A newly revealed flaw in a popular Android smartphone chipset is raising fresh concerns about the safety of mobile-based web3 wallets. Researchers from Ledger’s Donjon security team say the issue could let an attacker with physical access to a device gain complete control of its processor, highlighting a blind spot in how many users protect their digital assets.
A hardware-level weakness with high stakes
In a report released Wednesday, Ledger detailed how its researchers examined the Mediatek Dimensity 7300 (MT6878) chip, which powers a wide range of Android phones. While software vulnerabilities often dominate the conversation around mobile security, the team set out to test a different question: how easily could a determined attacker compromise a smartphone by physically tampering with its hardware?
Donjon
Using electromagnetic fault injection, or EMFI, the researchers managed to interrupt the chip’s boot ROM — the foundational code that runs before the operating system loads. By sending precisely timed pulses, they forced the ROM to reveal a full dump of its memory and working RAM. This unexpected behavior provided the clues needed to map out an attack method.

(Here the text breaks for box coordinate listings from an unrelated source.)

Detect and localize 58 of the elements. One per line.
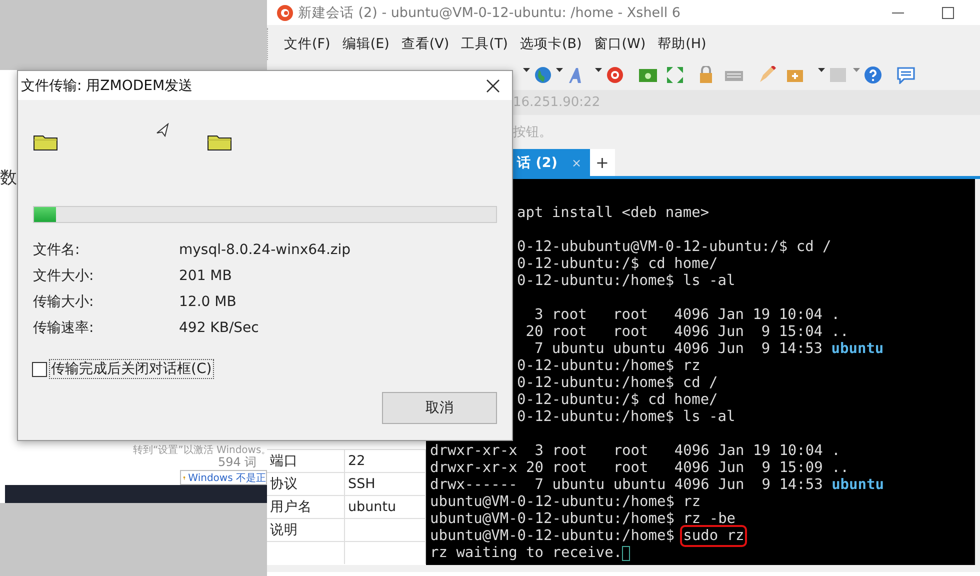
cancel-button[interactable]: 取消: [382, 392, 497, 424]
field-value: 492 KB/Sec: [179, 318, 260, 338]
field-label: 文件大小:: [33, 266, 95, 286]
property-name: 用户名: [267, 496, 345, 518]
terminal-line: 0-12-ububuntu@VM-0-12-ubuntu:/$ cd /: [517, 239, 832, 255]
terminal-line: 0-12-ubuntu:/home$ rz: [517, 358, 700, 374]
terminal-line: drwxr-xr-x 20 root root 4096 Jun 9 15:09 ..: [430, 460, 850, 476]
chat-icon[interactable]: [896, 66, 916, 84]
field-value: 12.0 MB: [179, 292, 238, 312]
terminal-line: ubuntu@VM-0-12-ubuntu:/home$ rz: [430, 494, 701, 510]
terminal-line: 0-12-ubuntu:/home$ ls -al: [517, 273, 736, 289]
menu-item[interactable]: 选项卡(B): [520, 35, 582, 53]
field-label: 文件名:: [33, 240, 81, 260]
maximize-icon[interactable]: [942, 6, 954, 18]
lock-icon[interactable]: [698, 66, 714, 84]
session-tab[interactable]: 话 (2) ×: [513, 149, 590, 176]
terminal-line: 0-12-ubuntu:/$ cd home/: [517, 392, 718, 408]
paper-plane-icon: [156, 123, 170, 137]
property-name: 端口: [267, 450, 345, 472]
menu-item[interactable]: 帮助(H): [658, 35, 706, 53]
field-label: 传输速率:: [33, 318, 95, 338]
terminal-line: 7 ubuntu ubuntu 4096 Jun 9 14:53 ubuntu: [533, 341, 884, 357]
notification-bubble[interactable]: Windows 不是正: [180, 470, 267, 485]
globe-icon[interactable]: [534, 66, 552, 84]
window-title: 新建会话 (2) - ubuntu@VM-0-12-ubuntu: /home - Xshell 6: [298, 4, 680, 22]
session-tab[interactable]: +: [590, 149, 615, 176]
terminal-line: 0-12-ubuntu:/home$ cd /: [517, 375, 718, 391]
field-value: mysql-8.0.24-winx64.zip: [179, 240, 352, 260]
terminal-line: apt install <deb name>: [517, 205, 710, 221]
help-icon[interactable]: [864, 66, 882, 84]
terminal-line: 0-12-ubuntu:/home$ ls -al: [517, 409, 736, 425]
notification-text: Windows 不是正: [188, 472, 266, 484]
terminal-line: drwx------ 7 ubuntu ubuntu 4096 Jun 9 14:53 ubuntu: [430, 477, 884, 493]
terminal-line: ubuntu@VM-0-12-ubuntu:/home$ rz -be: [430, 511, 736, 527]
document-text: 数: [0, 167, 17, 189]
word-count: 594 词: [218, 455, 257, 469]
expand-icon[interactable]: [666, 66, 684, 84]
menu-item[interactable]: 文件(F): [284, 35, 330, 53]
terminal-line: ubuntu@VM-0-12-ubuntu:/home$ sudo rz: [430, 528, 744, 544]
property-name: 协议: [267, 473, 345, 495]
terminal-line: 0-12-ubuntu:/$ cd home/: [517, 256, 718, 272]
terminal-line: 3 root root 4096 Jan 19 10:04 .: [533, 307, 840, 323]
checkbox[interactable]: [32, 362, 47, 376]
terminal-line: drwxr-xr-x 3 root root 4096 Jan 19 10:04 .: [430, 443, 840, 459]
field-value: 201 MB: [179, 266, 233, 286]
checkbox-label[interactable]: 传输完成后关闭对话框(C): [50, 360, 213, 378]
dialog-title: 文件传输: 用ZMODEM发送: [21, 76, 193, 94]
menu-item[interactable]: 查看(V): [401, 35, 450, 53]
pen-icon[interactable]: [758, 66, 776, 84]
property-name: 说明: [267, 519, 345, 541]
hint-text: 按钮。: [513, 124, 552, 141]
menu-item[interactable]: 窗口(W): [594, 35, 646, 53]
terminal-line: rz waiting to receive.: [430, 545, 622, 561]
menu-item[interactable]: 工具(T): [461, 35, 508, 53]
terminal-line: 20 root root 4096 Jun 9 15:04 ..: [524, 324, 849, 340]
menu-item[interactable]: 编辑(E): [342, 35, 390, 53]
close-icon[interactable]: [486, 78, 500, 92]
field-label: 传输大小:: [33, 292, 95, 312]
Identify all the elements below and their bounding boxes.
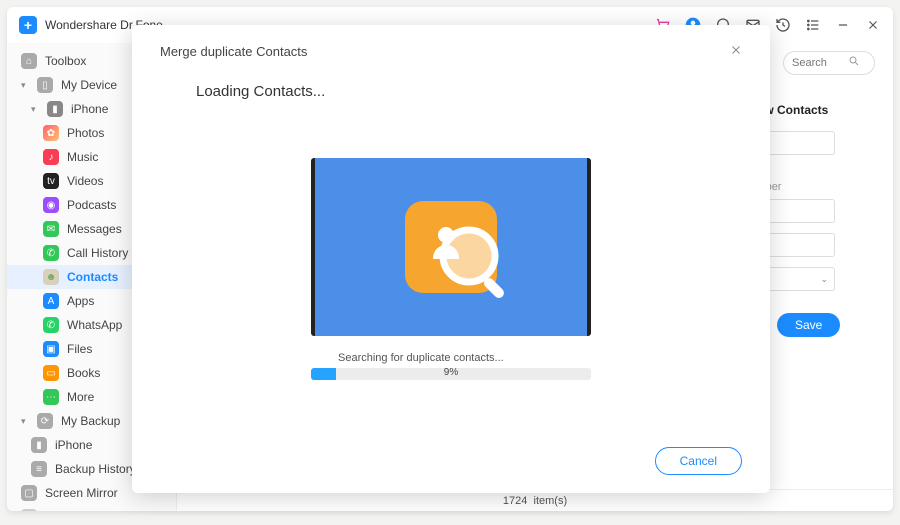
- sidebar-item-label: My Device: [61, 78, 117, 92]
- music-icon: ♪: [43, 149, 59, 165]
- modal-footer: Cancel: [160, 437, 742, 475]
- backup-icon: ⟳: [37, 413, 53, 429]
- sidebar-item-label: Apps: [67, 294, 94, 308]
- messages-icon: ✉: [43, 221, 59, 237]
- modal-header: Merge duplicate Contacts: [160, 43, 742, 59]
- contacts-icon: ☻: [43, 269, 59, 285]
- loading-illustration: [311, 158, 591, 336]
- device-icon: ▯: [37, 77, 53, 93]
- sidebar-item-label: Backup History: [55, 462, 136, 476]
- phone-icon: ▮: [47, 101, 63, 117]
- sidebar-item-label: Contacts: [67, 270, 118, 284]
- sidebar-item-label: Call History: [67, 246, 128, 260]
- cancel-button[interactable]: Cancel: [655, 447, 742, 475]
- apps-icon: A: [43, 293, 59, 309]
- app-logo-icon: +: [19, 16, 37, 34]
- photos-icon: ✿: [43, 125, 59, 141]
- sidebar-phone-companion[interactable]: ▯ Phone Companion: [7, 505, 176, 511]
- save-button[interactable]: Save: [777, 313, 840, 337]
- call-icon: ✆: [43, 245, 59, 261]
- home-icon: ⌂: [21, 53, 37, 69]
- sidebar-item-label: WhatsApp: [67, 318, 122, 332]
- status-label: item(s): [534, 495, 568, 507]
- sidebar-item-label: iPhone: [55, 438, 92, 452]
- sidebar-item-label: Messages: [67, 222, 122, 236]
- files-icon: ▣: [43, 341, 59, 357]
- progress-bar: 9%: [311, 368, 591, 380]
- sidebar-item-label: Files: [67, 342, 92, 356]
- whatsapp-icon: ✆: [43, 317, 59, 333]
- history-icon: ≡: [31, 461, 47, 477]
- chevron-down-icon: ⌄: [820, 274, 828, 285]
- chevron-down-icon: ▾: [21, 80, 29, 91]
- phone-companion-icon: ▯: [21, 509, 37, 511]
- minimize-icon[interactable]: [835, 17, 851, 33]
- sidebar-item-label: My Backup: [61, 414, 120, 428]
- chevron-down-icon: ▾: [31, 104, 39, 115]
- modal-body: Searching for duplicate contacts... 9%: [160, 100, 742, 437]
- podcasts-icon: ◉: [43, 197, 59, 213]
- sidebar-item-label: Photos: [67, 126, 104, 140]
- sidebar-item-label: Videos: [67, 174, 103, 188]
- merge-contacts-modal: Merge duplicate Contacts Loading Contact…: [132, 25, 770, 493]
- modal-subtitle: Loading Contacts...: [196, 83, 742, 100]
- videos-icon: tv: [43, 173, 59, 189]
- sidebar-item-label: Screen Mirror: [45, 486, 118, 500]
- sidebar-item-label: Toolbox: [45, 54, 86, 68]
- close-icon[interactable]: [730, 43, 742, 59]
- close-icon[interactable]: [865, 17, 881, 33]
- list-icon[interactable]: [805, 17, 821, 33]
- sidebar-item-label: iPhone: [71, 102, 108, 116]
- sidebar-item-label: More: [67, 390, 94, 404]
- progress-label: 9%: [311, 368, 591, 378]
- sidebar-item-label: Music: [67, 150, 98, 164]
- search-input[interactable]: [792, 57, 842, 69]
- searching-text: Searching for duplicate contacts...: [338, 352, 504, 364]
- status-count: 1724: [503, 495, 527, 507]
- books-icon: ▭: [43, 365, 59, 381]
- search-box[interactable]: [783, 51, 875, 75]
- phone-icon: ▮: [31, 437, 47, 453]
- screen-mirror-icon: ▢: [21, 485, 37, 501]
- sidebar-item-label: Books: [67, 366, 100, 380]
- history-icon[interactable]: [775, 17, 791, 33]
- modal-title: Merge duplicate Contacts: [160, 44, 307, 59]
- magnifier-icon: [433, 220, 519, 306]
- more-icon: ⋯: [43, 389, 59, 405]
- sidebar-item-label: Phone Companion: [45, 510, 144, 511]
- sidebar-item-label: Podcasts: [67, 198, 116, 212]
- chevron-down-icon: ▾: [21, 416, 29, 427]
- search-icon[interactable]: [848, 54, 860, 72]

From there, the team used EMFI to bypass key safeguards in the chip’s write command, allowing them to overwrite the return address on the boot ROM’s stack. This opened the door to disabling the memory management unit and running arbitrary code at the processor’s highest privilege level. Once achieved, an attacker could fully control the device.
Ledger said the process is repeatable, with a low but workable success rate between 0.1 percent and 1 percent. With unlimited reboots, a successful takeover could be achieved in minutes.
Not a threat to Ledger devices, but a warning for smartphone wallets
The company emphasized that the vulnerability does not affect Ledger hardware wallets. Instead, the findings underline the risks of storing private keys on standard smartphones, especially as these devices are easily lost or stolen.
“This experiment confirmed what we suspected all along,” the research team wrote. “Even advanced chips built with leading fabrication processes can still be vulnerable to fault injection.”
Hardware wallets, which rely on dedicated secure elements, remain the recommended option for self-custody.
Ledger reported the issue to Mediatek in May. The vendor acknowledged the disclosure and alerted manufacturers using the affected chipset. Mediatek stated that EMFI-style attacks fall outside the intended security scope of the MT6878, which was designed for everyday consumer devices—not financial or high-security applications.
Rising physical threats to crypto users
The chipset flaw comes at a time when physical attacks targeting crypto holders are becoming more common worldwide.
Earlier this week, two suspects in Vienna were arrested after the killing of a 21-year-old Ukrainian man who was reportedly forced to hand over his crypto wallet passwords before being assaulted and left in a burned car.
Similar cases have surfaced across Europe. In June, French authorities charged 25 people in a series of coordinated abductions aimed at extorting crypto assets. A month later, a Belgian court handed down 12-year sentences to three men involved in a crypto-related kidnapping and ransom scheme.
These incidents reflect a broader trend: as digital assets grow in value and visibility, criminals are turning to physical coercion instead of online hacks.